Despite the concerns, Anthropic has detailed the system prompts for Claude 3.5 Sonnet in its release notes. The company also stated that it periodically updates the prompt to continue improving Claude’s answers. Further, these system prompts are only for the public version of the AI ​​chatbot, which is the web client, and for iOS and Android apps.

The beginning of the prompt highlights the date it was last updated, the date the knowledge was closed, and the name of the creator. The AI ​​model is programmed to provide this information if a user asks for it.

There are details about how Claude should behave and what it should not do. For example, the AI ​​model should not open URLs, links or videos. It should not express positions on a topic. When asked about controversial topics, it only gives clear information and adds a disclaimer that the topic is sensitive and that the information does not present objective facts.
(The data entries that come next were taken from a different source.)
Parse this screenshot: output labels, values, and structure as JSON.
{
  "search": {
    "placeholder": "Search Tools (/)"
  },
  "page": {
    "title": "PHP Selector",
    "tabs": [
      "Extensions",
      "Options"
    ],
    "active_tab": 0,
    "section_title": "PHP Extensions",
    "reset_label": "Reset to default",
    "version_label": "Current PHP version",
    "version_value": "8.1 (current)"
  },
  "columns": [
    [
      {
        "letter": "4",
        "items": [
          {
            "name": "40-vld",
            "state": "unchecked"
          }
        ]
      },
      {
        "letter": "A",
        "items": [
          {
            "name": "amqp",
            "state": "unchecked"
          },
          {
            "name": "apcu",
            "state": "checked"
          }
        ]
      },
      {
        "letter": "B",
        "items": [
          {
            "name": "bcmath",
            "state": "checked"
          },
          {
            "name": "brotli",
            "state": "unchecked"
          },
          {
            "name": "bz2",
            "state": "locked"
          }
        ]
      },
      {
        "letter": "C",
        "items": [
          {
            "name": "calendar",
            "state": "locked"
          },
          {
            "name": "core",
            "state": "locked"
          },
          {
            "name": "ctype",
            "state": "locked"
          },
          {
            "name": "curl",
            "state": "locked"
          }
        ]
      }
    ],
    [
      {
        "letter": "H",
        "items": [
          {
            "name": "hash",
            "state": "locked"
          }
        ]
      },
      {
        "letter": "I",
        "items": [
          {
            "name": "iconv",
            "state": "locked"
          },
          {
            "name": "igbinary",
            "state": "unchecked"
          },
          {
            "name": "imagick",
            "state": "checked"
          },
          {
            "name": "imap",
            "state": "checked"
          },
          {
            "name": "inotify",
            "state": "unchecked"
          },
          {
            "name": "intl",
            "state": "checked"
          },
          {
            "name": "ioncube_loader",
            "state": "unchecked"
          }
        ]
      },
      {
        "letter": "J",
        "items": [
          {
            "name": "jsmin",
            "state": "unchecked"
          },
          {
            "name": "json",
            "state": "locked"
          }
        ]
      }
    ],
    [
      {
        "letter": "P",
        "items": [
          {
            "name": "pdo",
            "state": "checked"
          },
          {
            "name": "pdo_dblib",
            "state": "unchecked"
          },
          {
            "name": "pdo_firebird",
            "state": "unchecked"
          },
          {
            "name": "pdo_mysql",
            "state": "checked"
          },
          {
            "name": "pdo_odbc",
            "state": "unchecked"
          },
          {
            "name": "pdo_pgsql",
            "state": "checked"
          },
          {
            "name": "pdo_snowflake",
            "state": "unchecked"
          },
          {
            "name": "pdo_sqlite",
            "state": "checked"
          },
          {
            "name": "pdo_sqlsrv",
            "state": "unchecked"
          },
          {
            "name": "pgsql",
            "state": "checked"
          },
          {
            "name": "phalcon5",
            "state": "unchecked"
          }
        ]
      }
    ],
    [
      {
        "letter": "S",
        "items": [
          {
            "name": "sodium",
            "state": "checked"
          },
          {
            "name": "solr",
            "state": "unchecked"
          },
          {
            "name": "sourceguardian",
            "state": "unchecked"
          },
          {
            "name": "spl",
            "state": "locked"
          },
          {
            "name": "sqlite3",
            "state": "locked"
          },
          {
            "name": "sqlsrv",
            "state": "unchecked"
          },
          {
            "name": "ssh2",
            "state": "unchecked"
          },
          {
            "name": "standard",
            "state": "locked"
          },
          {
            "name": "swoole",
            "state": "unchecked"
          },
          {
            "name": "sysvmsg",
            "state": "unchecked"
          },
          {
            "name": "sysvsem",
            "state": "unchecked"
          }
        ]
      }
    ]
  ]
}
Anthropic has instructed Claude not to apologize to users if it cannot or will not perform a task that is outside its capabilities or guidelines. The AI ​​model is also told to use the word “hallucinate” to emphasize that it may make a mistake when finding information about something obscure.

Furthermore, the system prompts dictate that Claude 3.5 Sonnet should “respond as if it were completely face blind.” This means that if a user shares an image with a human face, the AI ​​model will not identify or name the people in the image or imply that it can recognize them. Even if the user tells the AI ​​the identity of the person in the image, Claude will discuss the individual without confirming that it can recognize the individual.

These prompts highlight Anthropic’s vision behind Claude and how it wants the chatbot to navigate potentially damaging questions and situations. It should be noted that system prompts are one of many guardrails that AI companies add to an AI system to prevent it from being jailbroken and assisting in tasks it wasn’t designed for.